Montagna


La Topolino del papà rombava e sbuffava sui tornanti, prima del Pordoi e poi del Falzarego. Il papà era felice della sua automobile, di seconda, o di terza mano, ma revisionata per donarle ancora qualche anno di vita, in sicurezza. 

Ci teneva alla sicurezza, il mio papà; soprattutto dopo che era rimasto per strada per la rottura dell’asse di trasmissione. Una brutta storia, che aveva fatto urlare di terrore la mamma e tolto dal portafogli del papà qualche prezioso foglio rosa da diecimila lire. 

L’automobilina saliva, tornante dopo tornante. Il papà era anche riuscito a stare in coda ad un Maggiolino che lo aveva superato. Ha il doppio della nostra cilindrata, aveva gridato carico di orgoglio. La mamma forse non capì: aveva le nocche bianche per lo sforzo di restare avvinghiata alla leva del freno a mano e alla maniglia della portiera. 

Non guardare il vuoto, le diceva il papà ad ogni tornante; guarda in su … guarda le montagne! Lei teneva gli occhi chiusi, e quasi piangeva.

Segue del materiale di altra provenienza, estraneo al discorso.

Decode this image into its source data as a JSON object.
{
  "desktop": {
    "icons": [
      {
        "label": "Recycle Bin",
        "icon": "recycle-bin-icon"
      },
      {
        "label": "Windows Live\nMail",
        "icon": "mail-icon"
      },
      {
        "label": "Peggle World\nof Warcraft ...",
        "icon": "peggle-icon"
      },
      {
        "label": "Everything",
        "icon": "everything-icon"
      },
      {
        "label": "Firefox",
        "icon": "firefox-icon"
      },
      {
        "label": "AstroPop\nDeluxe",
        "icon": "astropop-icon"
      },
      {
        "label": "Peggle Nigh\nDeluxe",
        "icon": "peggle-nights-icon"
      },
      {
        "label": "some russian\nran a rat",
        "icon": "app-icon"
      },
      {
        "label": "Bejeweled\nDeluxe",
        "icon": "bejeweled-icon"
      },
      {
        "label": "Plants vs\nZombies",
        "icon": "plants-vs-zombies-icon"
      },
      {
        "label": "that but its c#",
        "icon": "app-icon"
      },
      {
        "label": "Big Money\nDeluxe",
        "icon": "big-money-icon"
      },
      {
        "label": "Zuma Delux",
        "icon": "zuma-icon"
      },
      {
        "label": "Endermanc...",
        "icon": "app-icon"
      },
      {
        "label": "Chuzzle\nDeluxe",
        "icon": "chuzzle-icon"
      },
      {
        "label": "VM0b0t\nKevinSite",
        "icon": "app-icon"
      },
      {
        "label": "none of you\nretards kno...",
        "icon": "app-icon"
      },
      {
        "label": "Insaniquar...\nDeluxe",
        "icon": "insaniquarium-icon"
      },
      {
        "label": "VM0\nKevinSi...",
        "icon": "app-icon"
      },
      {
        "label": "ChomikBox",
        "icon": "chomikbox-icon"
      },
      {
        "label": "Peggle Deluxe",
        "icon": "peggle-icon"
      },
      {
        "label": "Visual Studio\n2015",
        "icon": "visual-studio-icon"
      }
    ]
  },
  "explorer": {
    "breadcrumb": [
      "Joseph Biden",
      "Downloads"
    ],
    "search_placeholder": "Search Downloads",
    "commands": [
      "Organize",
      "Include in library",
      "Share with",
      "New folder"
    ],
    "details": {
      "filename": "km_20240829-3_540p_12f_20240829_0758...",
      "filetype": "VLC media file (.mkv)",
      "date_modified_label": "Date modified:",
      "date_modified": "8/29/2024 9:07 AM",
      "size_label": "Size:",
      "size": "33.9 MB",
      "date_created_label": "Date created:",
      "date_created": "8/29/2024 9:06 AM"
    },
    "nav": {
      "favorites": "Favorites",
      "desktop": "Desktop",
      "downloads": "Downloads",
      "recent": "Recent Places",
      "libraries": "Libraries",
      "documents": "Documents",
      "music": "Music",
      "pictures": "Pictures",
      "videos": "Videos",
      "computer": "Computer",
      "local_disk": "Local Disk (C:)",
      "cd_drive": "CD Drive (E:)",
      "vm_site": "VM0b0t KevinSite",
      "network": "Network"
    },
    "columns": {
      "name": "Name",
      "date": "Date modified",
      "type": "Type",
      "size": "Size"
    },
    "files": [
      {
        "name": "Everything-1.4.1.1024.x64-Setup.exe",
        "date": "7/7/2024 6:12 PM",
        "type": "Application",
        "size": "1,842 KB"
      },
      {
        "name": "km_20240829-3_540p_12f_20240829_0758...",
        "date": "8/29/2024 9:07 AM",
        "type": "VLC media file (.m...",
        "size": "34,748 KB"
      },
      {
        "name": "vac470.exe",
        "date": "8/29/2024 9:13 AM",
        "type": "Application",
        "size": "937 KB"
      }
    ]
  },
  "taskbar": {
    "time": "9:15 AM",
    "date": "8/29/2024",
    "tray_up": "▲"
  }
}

Ci si fermò al passo. Solo per un attimo, perché c’era vento e faceva troppo freddo, secondo la mamma. 


Si fece colazione sull’erba, sopra Cortina. 

Il papà fece una foto con l’autoscatto. Quanta gioia sul viso della mamma per quella gita col suo piccolino! Che senso di libertà in quel fiasco di vino tenuto dal papà, che ride, e mai ricordo di averlo visto ridere, se non quando proprio dimenticava il lavoro.